Rising borrowing expenses have increased the price of Kalahari Resorts' planned Fredericksburg water park hotel, and the company is asking the city to help bring down the costs.

Kalahari President Todd Nelson asked the city's Economic Development Authority yesterday to help him make the $260 million project financially feasible for his Wisconsin-based company. Nelson asked the EDA to either waive or reduce the fees it typically charges for bond issuances.

Kalahari previously negotiated an incentive agreement with the city that would allow the company to get back 47.5 percent of its annual local taxes.

Nelson was in front of the EDA yesterday to ask the group to approve up to $35 million in tax-exempt bonds that would help finance the 852-room hotel and indoor water park resort. The EDA, which would bear no responsibility for repaying the debt, unanimously voted to give preliminary approval.

The matter will now go before Fredericksburg City Council later this month, and be back before the EDA for final approval May 24. The EDA will then decide whether to waive or reduce the fee it usually charges for bond issuances--one-eighth of 1 percent of the outstanding loan balance.
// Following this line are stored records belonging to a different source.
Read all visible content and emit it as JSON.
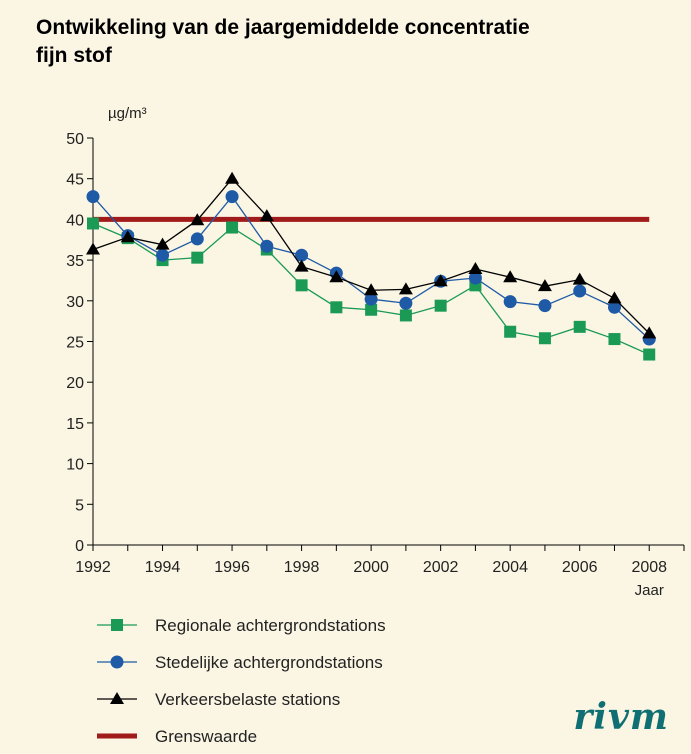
{
  "title_line1": "Ontwikkeling van de jaargemiddelde concentratie",
  "title_line2": "fijn stof",
  "logo_text": "rivm",
  "chart_data": {
    "type": "line",
    "title": "Ontwikkeling van de jaargemiddelde concentratie fijn stof",
    "ylabel": "µg/m³",
    "xlabel": "Jaar",
    "x": [
      1992,
      1993,
      1994,
      1995,
      1996,
      1997,
      1998,
      1999,
      2000,
      2001,
      2002,
      2003,
      2004,
      2005,
      2006,
      2007,
      2008
    ],
    "xticks": [
      1992,
      1994,
      1996,
      1998,
      2000,
      2002,
      2004,
      2006,
      2008
    ],
    "yticks": [
      0,
      5,
      10,
      15,
      20,
      25,
      30,
      35,
      40,
      45,
      50
    ],
    "xlim": [
      1992,
      2009
    ],
    "ylim": [
      0,
      50
    ],
    "grid": false,
    "legend_position": "bottom",
    "series": [
      {
        "name": "Regionale achtergrondstations",
        "marker": "square",
        "color": "#1a9a55",
        "values": [
          39.5,
          37.7,
          35.0,
          35.3,
          39.0,
          36.3,
          31.9,
          29.2,
          28.9,
          28.2,
          29.4,
          31.9,
          26.2,
          25.4,
          26.8,
          25.3,
          23.4
        ]
      },
      {
        "name": "Stedelijke achtergrondstations",
        "marker": "circle",
        "color": "#1f5aa6",
        "values": [
          42.8,
          38.0,
          35.6,
          37.6,
          42.8,
          36.7,
          35.6,
          33.4,
          30.2,
          29.7,
          32.4,
          32.8,
          29.9,
          29.4,
          31.2,
          29.2,
          25.3
        ]
      },
      {
        "name": "Verkeersbelaste stations",
        "marker": "triangle",
        "color": "#000000",
        "values": [
          36.3,
          37.8,
          36.9,
          39.9,
          45.0,
          40.4,
          34.2,
          32.9,
          31.3,
          31.4,
          32.4,
          33.9,
          32.9,
          31.8,
          32.6,
          30.3,
          26.0
        ]
      },
      {
        "name": "Grenswaarde",
        "marker": "none",
        "color": "#a11b1b",
        "values": [
          40,
          40,
          40,
          40,
          40,
          40,
          40,
          40,
          40,
          40,
          40,
          40,
          40,
          40,
          40,
          40,
          40
        ]
      }
    ]
  }
}
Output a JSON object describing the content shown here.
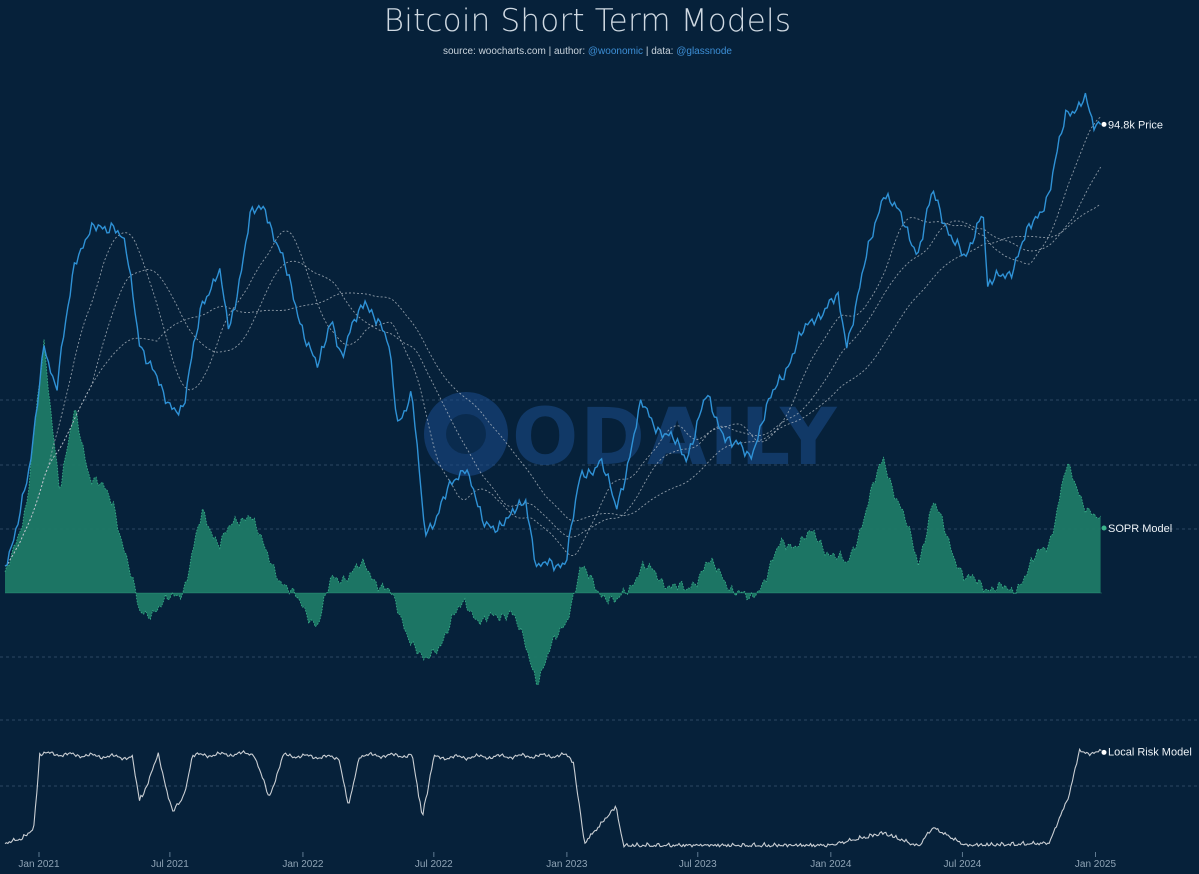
{
  "header": {
    "title": "Bitcoin Short Term Models",
    "source_prefix": "source: ",
    "source_value": "woocharts.com",
    "author_prefix": " | author: ",
    "author_value": "@woonomic",
    "data_prefix": " | data: ",
    "data_value": "@glassnode"
  },
  "watermark": "ODAILY",
  "colors": {
    "background": "#06213a",
    "price": "#2f92d6",
    "sopr_fill": "#1e7a66",
    "sopr_line": "#3bb48c",
    "risk": "#c9ced3",
    "grid": "#3a5670",
    "moving_average": "#b9c2ca"
  },
  "chart_data": {
    "type": "line",
    "x_axis": {
      "type": "date",
      "range": [
        "2020-11-15",
        "2025-01-10"
      ],
      "ticks": [
        "Jan 2021",
        "Jul 2021",
        "Jan 2022",
        "Jul 2022",
        "Jan 2023",
        "Jul 2023",
        "Jan 2024",
        "Jul 2024",
        "Jan 2025"
      ]
    },
    "y_scale": "log",
    "grid": "horizontal dashed lines",
    "legend": "end-of-line labels on right",
    "series": [
      {
        "name": "Price",
        "end_label": "94.8k Price",
        "unit": "USD",
        "points": [
          [
            "2020-11-15",
            16000
          ],
          [
            "2020-12-01",
            19000
          ],
          [
            "2020-12-20",
            23500
          ],
          [
            "2021-01-08",
            40000
          ],
          [
            "2021-01-25",
            32000
          ],
          [
            "2021-02-20",
            56000
          ],
          [
            "2021-03-13",
            61000
          ],
          [
            "2021-04-14",
            64000
          ],
          [
            "2021-05-01",
            57000
          ],
          [
            "2021-05-20",
            40000
          ],
          [
            "2021-06-22",
            31500
          ],
          [
            "2021-07-20",
            30000
          ],
          [
            "2021-08-15",
            47000
          ],
          [
            "2021-09-07",
            52000
          ],
          [
            "2021-09-21",
            41000
          ],
          [
            "2021-10-20",
            65000
          ],
          [
            "2021-11-10",
            68000
          ],
          [
            "2021-11-30",
            57000
          ],
          [
            "2021-12-20",
            46500
          ],
          [
            "2022-01-22",
            35000
          ],
          [
            "2022-02-10",
            44000
          ],
          [
            "2022-02-24",
            37000
          ],
          [
            "2022-03-28",
            47500
          ],
          [
            "2022-04-30",
            38500
          ],
          [
            "2022-05-12",
            29000
          ],
          [
            "2022-06-01",
            31500
          ],
          [
            "2022-06-18",
            18500
          ],
          [
            "2022-07-01",
            19300
          ],
          [
            "2022-08-14",
            24400
          ],
          [
            "2022-09-06",
            18800
          ],
          [
            "2022-10-15",
            19200
          ],
          [
            "2022-11-05",
            21200
          ],
          [
            "2022-11-21",
            15700
          ],
          [
            "2022-12-31",
            16500
          ],
          [
            "2023-01-20",
            22800
          ],
          [
            "2023-02-16",
            24600
          ],
          [
            "2023-03-10",
            20100
          ],
          [
            "2023-04-14",
            30500
          ],
          [
            "2023-05-20",
            26900
          ],
          [
            "2023-06-15",
            25000
          ],
          [
            "2023-07-13",
            31400
          ],
          [
            "2023-08-17",
            26000
          ],
          [
            "2023-09-11",
            25100
          ],
          [
            "2023-10-24",
            34500
          ],
          [
            "2023-12-08",
            43800
          ],
          [
            "2024-01-11",
            46600
          ],
          [
            "2024-01-23",
            39500
          ],
          [
            "2024-03-14",
            73100
          ],
          [
            "2024-05-01",
            57000
          ],
          [
            "2024-05-21",
            71500
          ],
          [
            "2024-07-05",
            54000
          ],
          [
            "2024-07-29",
            69000
          ],
          [
            "2024-08-05",
            49000
          ],
          [
            "2024-09-06",
            53000
          ],
          [
            "2024-10-29",
            72500
          ],
          [
            "2024-11-22",
            99000
          ],
          [
            "2024-12-17",
            106000
          ],
          [
            "2024-12-30",
            92000
          ],
          [
            "2025-01-10",
            94800
          ]
        ]
      },
      {
        "name": "SOPR Model",
        "end_label": "SOPR Model",
        "points": [
          [
            "2020-11-15",
            0.05
          ],
          [
            "2020-12-15",
            0.35
          ],
          [
            "2021-01-08",
            0.95
          ],
          [
            "2021-01-30",
            0.4
          ],
          [
            "2021-02-20",
            0.7
          ],
          [
            "2021-03-13",
            0.45
          ],
          [
            "2021-04-14",
            0.35
          ],
          [
            "2021-05-20",
            -0.08
          ],
          [
            "2021-06-22",
            -0.05
          ],
          [
            "2021-07-20",
            0.02
          ],
          [
            "2021-08-15",
            0.3
          ],
          [
            "2021-09-07",
            0.2
          ],
          [
            "2021-10-20",
            0.32
          ],
          [
            "2021-11-10",
            0.15
          ],
          [
            "2021-12-20",
            -0.02
          ],
          [
            "2022-01-22",
            -0.12
          ],
          [
            "2022-02-10",
            0.05
          ],
          [
            "2022-03-28",
            0.1
          ],
          [
            "2022-04-30",
            0.0
          ],
          [
            "2022-06-18",
            -0.28
          ],
          [
            "2022-08-14",
            -0.03
          ],
          [
            "2022-09-06",
            -0.12
          ],
          [
            "2022-10-15",
            -0.06
          ],
          [
            "2022-11-21",
            -0.33
          ],
          [
            "2022-12-31",
            -0.1
          ],
          [
            "2023-01-20",
            0.09
          ],
          [
            "2023-03-10",
            -0.05
          ],
          [
            "2023-04-14",
            0.1
          ],
          [
            "2023-06-15",
            0.0
          ],
          [
            "2023-07-13",
            0.12
          ],
          [
            "2023-09-11",
            -0.04
          ],
          [
            "2023-10-24",
            0.18
          ],
          [
            "2023-12-08",
            0.22
          ],
          [
            "2024-01-23",
            0.1
          ],
          [
            "2024-03-14",
            0.52
          ],
          [
            "2024-05-01",
            0.12
          ],
          [
            "2024-05-21",
            0.35
          ],
          [
            "2024-07-05",
            0.05
          ],
          [
            "2024-08-05",
            0.03
          ],
          [
            "2024-09-06",
            0.0
          ],
          [
            "2024-10-29",
            0.2
          ],
          [
            "2024-11-22",
            0.48
          ],
          [
            "2024-12-17",
            0.35
          ],
          [
            "2025-01-10",
            0.25
          ]
        ]
      },
      {
        "name": "Local Risk Model",
        "end_label": "Local Risk Model",
        "y_range": [
          0,
          1
        ],
        "points": [
          [
            "2020-11-15",
            0.05
          ],
          [
            "2020-12-10",
            0.1
          ],
          [
            "2020-12-25",
            0.2
          ],
          [
            "2021-01-02",
            0.92
          ],
          [
            "2021-05-10",
            0.88
          ],
          [
            "2021-05-20",
            0.45
          ],
          [
            "2021-06-15",
            0.9
          ],
          [
            "2021-07-05",
            0.35
          ],
          [
            "2021-07-20",
            0.5
          ],
          [
            "2021-08-01",
            0.9
          ],
          [
            "2021-10-25",
            0.92
          ],
          [
            "2021-11-15",
            0.5
          ],
          [
            "2021-12-05",
            0.9
          ],
          [
            "2022-02-20",
            0.88
          ],
          [
            "2022-03-05",
            0.4
          ],
          [
            "2022-03-20",
            0.9
          ],
          [
            "2022-06-01",
            0.9
          ],
          [
            "2022-06-15",
            0.3
          ],
          [
            "2022-07-01",
            0.88
          ],
          [
            "2022-12-31",
            0.9
          ],
          [
            "2023-01-10",
            0.85
          ],
          [
            "2023-01-25",
            0.05
          ],
          [
            "2023-03-10",
            0.4
          ],
          [
            "2023-03-20",
            0.03
          ],
          [
            "2023-12-31",
            0.03
          ],
          [
            "2024-03-14",
            0.15
          ],
          [
            "2024-05-01",
            0.02
          ],
          [
            "2024-05-21",
            0.2
          ],
          [
            "2024-07-05",
            0.03
          ],
          [
            "2024-10-29",
            0.05
          ],
          [
            "2024-11-22",
            0.45
          ],
          [
            "2024-12-10",
            0.93
          ],
          [
            "2025-01-10",
            0.93
          ]
        ]
      }
    ]
  }
}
Kalahari has access to $25 million in tax-exempt Recovery Zone Facility bonds, which it got as part of the American Recovery and Reinvestment Act. It's hoping to receive another $10 million. The EDA needs to approve the issuance to make the interest payments tax-exempt, which would lead to lower borrowing costs.

The EDA's standard fee on the $25 million issuance would cost Kalahari $31,250 for the first year, and progressively lower annual payments as the balance drops.

Kalahari revealed for the first time publicly yesterday that it also would like to do a taxable municipal bond issuance through the EDA for about $200 million. Those bonds, whose interest could be exempt from state taxes but not federal, would be issued after the RZF bonds. Kalahari would also put up about $30 million of its own money to complete the financing package.